Литовцев потушил папиросу о каблук и встал с шаткой табуретки:

— Покажешь, мать, где та больница? Может, там знают, где мальчишка?..

Дом младенцев стоял в глубине тополевого парка, в стороне от деревни. Литовцев медленно поднимался на пригорок, часто останавливаясь, чтобы успокоить гулко стучавшее сердце. Вот и конец его долгим поискам. Нашелся его неуловимый Петр Петрович. Целых два года писал во все концы, ездил сам, когда была возможность. Не терял надежды, хотя и приходила иногда успокоительная мысль: если ребенок жив-здоров, то без присмотра он не останется, пора прекратить эти поиски, устраивать свою жизнь. Институт надо заканчивать, семью создавать, не век же бобылем жить. Мать вон ворчит: ждала-ждала с войны, сердце ссохлось от тоски и страха, а он пропадает днями и месяцами. Нет бы остепениться, детей завести, понянчить ей хочется, побаловать…

Но все эти мысли уходили сразу, как только он вспоминал вздыбившийся над рекой мост, на котором остался Петр. А мог остаться и он.

И вот пришел вдруг ответ, что «разыскиваемый Вами Петр Петрович Иваницкий, 1942 года рождения, находится в Доме младенцев в деревне…». И, с трудом уговорив декана отпустить с лекций, он забежал на минутку домой предупредить мать и в тот же день уехал к объявившемуся сыну Петра.

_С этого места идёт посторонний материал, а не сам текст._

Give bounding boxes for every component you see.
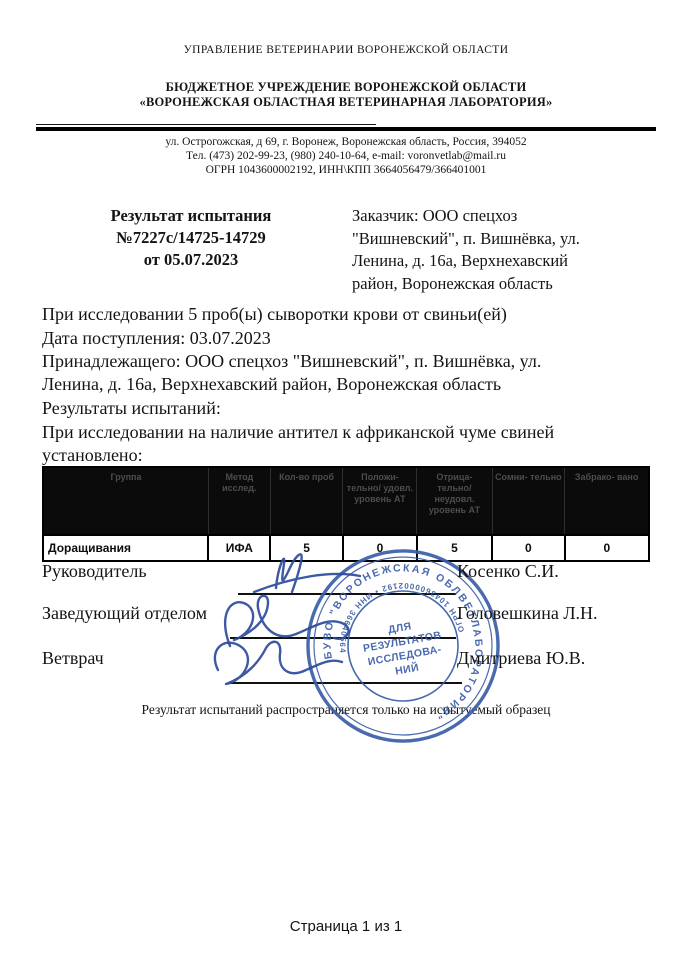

Он дошел до ограды, открыл литую чугунную калитку и медленно пошел по песчаной дорожке к площадке, где играли дети.

Те, издалека заметив незнакомого, вскочили на ноги и маленькой пугливой толпой сгрудились возле воспитательницы. И только взгляды их, любопытно уставившиеся на Литовцева, да худенькие лица выражали такую надежду, что он почувствовал, как слезой перехватило горло. Он еще какие-то увертки придумывал! Нет, теперь он не имеет права обмануть ожидание хотя бы одного из малышей. В эти мгновения он понял, для чего столько времени искал сына Иваницкого: «Заберу! Заберу — и все тут! Будет матери внучонок».

Литовцев остановился и тихо — так вдруг сел голос — спросил:

— Петя Иваницкий здесь?

Белобрысый мальчуган лет семи отделился от ребячьей толпы и остановился перед ним, задрав голову и заложив за спину руки. Держался он независимо, хотя, как казалось Литовцеву, должен был бы робеть и радоваться нежданно привалившему счастью.

— А ты кто? Папа, да?

— Н-н… Собственно, да! — промямлил и поспешно поправился Литовцев, совершенно не подготовившийся к этому вопросу. — Так ты и есть Петя?

— Не-а, меня Колька зовут. А ты никакой не папа, — разоблачил его мальчуган, вминая пятку в песок. — Петькин папка давно нашелся и забрал его.

— То есть как нашелся?! — растерялся Литовцев, решив, что случилось чудо и Петр-старший остался жив тогда. С моста спрыгнул перед взрывом, успел отплыть. Парень-то он был могучий, кто там знает? Чего не бывает на свете…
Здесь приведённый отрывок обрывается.